Sadly, this isn’t the first time something like this has happened. I can’t decide whether I should change the colour of my coat or simply be a helicopter parent forever.

I know one thing for sure: it does no good for my pedestrian kid to know the rules of the road if someone in a car is going to come along and break them.
Published in The Perth Courier, Feb. 10/11

Past Deadline: Sleep When the Baby Sleeps

Guess what? I’m an auntie!

My “little” brother and sister-in-law had a baby girl last week, so I am officially an aunt for the first time. He’s my only sibling, and there are none on Groom-boy’s side, so this is exciting stuff – a first niece for Groom-boy and a first cousin for Boychild and Girlchild, too!

Being an aunt is going to be pretty cool. I suspect it’s a little like training for grandmotherhood – you get to play with the baby for periods of time and can hand her back at the end.

Being in the midst of a brand-new baby has conjured up a lot of memories and I have been finding it tricky to keep my volumes of information in check. If there’s one thing a new baby is guaranteed to produce (aside from full diapers, spit-up and sleep deprivation), it’s baby stories.

In my own little world, I figure carrying a child for nine months (twice) and then helping it into the world (twice) still rank as the most important things I have ever done. Nothing has ever come close to that overwhelming feeling of seeing my baby for the first time after a heck of a lot of hard work.

Naturally, since this is such a big job it stands to reason mamas are going to retain all sorts of memories about the occasion and about child rearing in general. I should note that an equal amount of information gets sucked away thanks to things like sleep deprivation and rampant hormones. To this day I believe my brain is too full of odds and ends and that a piece of old information has to fall out of one ear to make room for details coming in the other.

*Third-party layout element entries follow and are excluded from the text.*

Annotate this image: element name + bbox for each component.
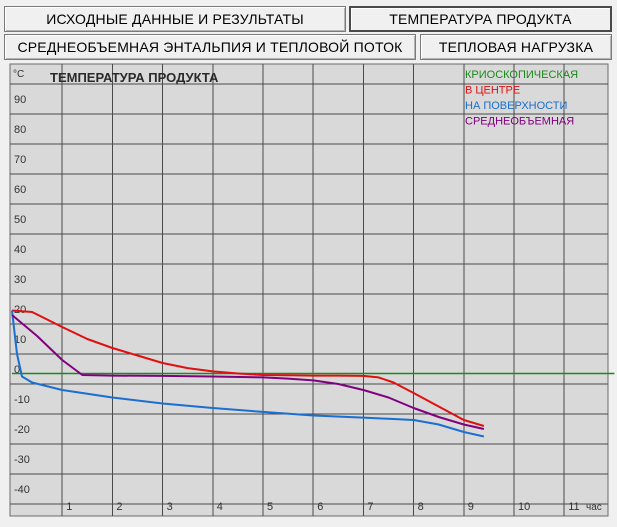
x-tick-label: 5 — [267, 501, 273, 513]
series-line — [11, 309, 485, 427]
legend: КРИОСКОПИЧЕСКАЯ В ЦЕНТРЕ НА ПОВЕРХНОСТИ СРЕ… — [465, 69, 578, 128]
y-tick-label: 30 — [14, 274, 26, 286]
y-tick-label: 0 — [14, 364, 20, 376]
y-tick-label: 90 — [14, 94, 26, 106]
x-tick-label: 11 — [568, 501, 579, 513]
y-tick-label: 70 — [14, 154, 26, 166]
y-tick-label: -10 — [14, 394, 30, 406]
grid — [10, 64, 608, 516]
x-tick-label: 2 — [116, 501, 122, 513]
y-unit-label: °C — [13, 69, 24, 80]
y-tick-label: 20 — [14, 304, 26, 316]
x-unit-label: час — [586, 502, 602, 513]
series-line — [11, 310, 485, 438]
x-tick-label: 4 — [217, 501, 223, 513]
tab-enthalpy-heat-flow[interactable]: СРЕДНЕОБЪЕМНАЯ ЭНТАЛЬПИЯ И ТЕПЛОВОЙ ПОТО… — [4, 34, 416, 60]
plot-background — [9, 63, 609, 517]
y-tick-label: 50 — [14, 214, 26, 226]
legend-entry: В ЦЕНТРЕ — [465, 85, 520, 97]
chart-title: ТЕМПЕРАТУРА ПРОДУКТА — [50, 70, 219, 85]
y-tick-label: 60 — [14, 184, 26, 196]
x-tick-labels: 1 2 3 4 5 6 7 8 9 10 11 — [66, 501, 579, 513]
tab-initial-data[interactable]: ИСХОДНЫЕ ДАННЫЕ И РЕЗУЛЬТАТЫ — [4, 6, 346, 32]
x-tick-label: 8 — [418, 501, 424, 513]
tab-product-temperature[interactable]: ТЕМПЕРАТУРА ПРОДУКТА — [349, 6, 612, 32]
x-tick-label: 7 — [367, 501, 373, 513]
x-tick-label: 3 — [167, 501, 173, 513]
x-tick-label: 1 — [66, 501, 72, 513]
series-line — [11, 314, 485, 430]
y-tick-label: 80 — [14, 124, 26, 136]
tab-heat-load[interactable]: ТЕПЛОВАЯ НАГРУЗКА — [420, 34, 612, 60]
x-tick-label: 9 — [468, 501, 474, 513]
y-tick-label: 10 — [14, 334, 26, 346]
y-tick-label: 40 — [14, 244, 26, 256]
x-tick-label: 10 — [518, 501, 530, 513]
y-tick-label: -30 — [14, 454, 30, 466]
series-lines — [11, 309, 615, 438]
legend-entry: НА ПОВЕРХНОСТИ — [465, 100, 567, 112]
legend-entry: КРИОСКОПИЧЕСКАЯ — [465, 69, 578, 81]
x-tick-label: 6 — [317, 501, 323, 513]
legend-entry: СРЕДНЕОБЪЕМНАЯ — [465, 116, 574, 128]
y-tick-label: -40 — [14, 484, 30, 496]
y-tick-labels: 90 80 70 60 50 40 30 20 10 0 -10 -20 -30 -40 — [14, 94, 30, 496]
y-tick-label: -20 — [14, 424, 30, 436]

Anyway, it seems everyone has an opinion about how to raise children, whether they have children or not. There’s nothing wrong with that, except that actually having a newborn is a bit of a shock to the system the first time and it’s really easy for new moms and dads to be overwhelmed by information.

I hear myself doing it to my brother and sister-in-law. I throw random tidbits of information at them about ways to help a fussy baby (even though theirs isn’t fussy) or products I used and liked or foods I found disagreed with my kids or how to put such-and-such together and on and on. And yet if I thought about it for a moment, I’d realize two things: 1. In all likelihood my brother and sister-in-law are too tired to remember what day it is let alone the intricacies of assembling a bouncy seat; 2. Usually it’s better to be asked for advice than to offer it every time one opens one’s mouth.

It took me a while to realize it when Boychild was a baby, but one of the most important parts about raising a kid is following your instincts. Many times I wandered down a path that didn’t feel quite right because an experienced mama told me it was a good idea. We’re all born with instincts, but sometimes we forget to use them.

Besides, sometimes we just have to figure things out by trial and error. We tend to know our own children best, and since every kid is different what worked for one might not work for another. That said it sure is nice to have experienced moms and dads to ask. Sharing information is a huge part of parenting – it’s the whole “it takes a village to raise a child” thing. And I’m fairly certain any mom or dad would be delighted to share tips if asked. (I’m ready!)

After all this preaching, though, I can’t resist offering one more piece of advice, especially since nine years after my first child was born I am STILL griping about sleep deprivation. So here it is – the oft-repeated but seldom-followed mantra: Sleep when the baby sleeps. Seriously. Do it. Your house might be dirty, your dishes won’t get done and your laundry will be wrinkled, but life looks so much better if you can get some rest. Do it now – newborns are the perfect excuse for napping!

Congrats, Doug and Krista, and welcome to beautiful little Ainsley!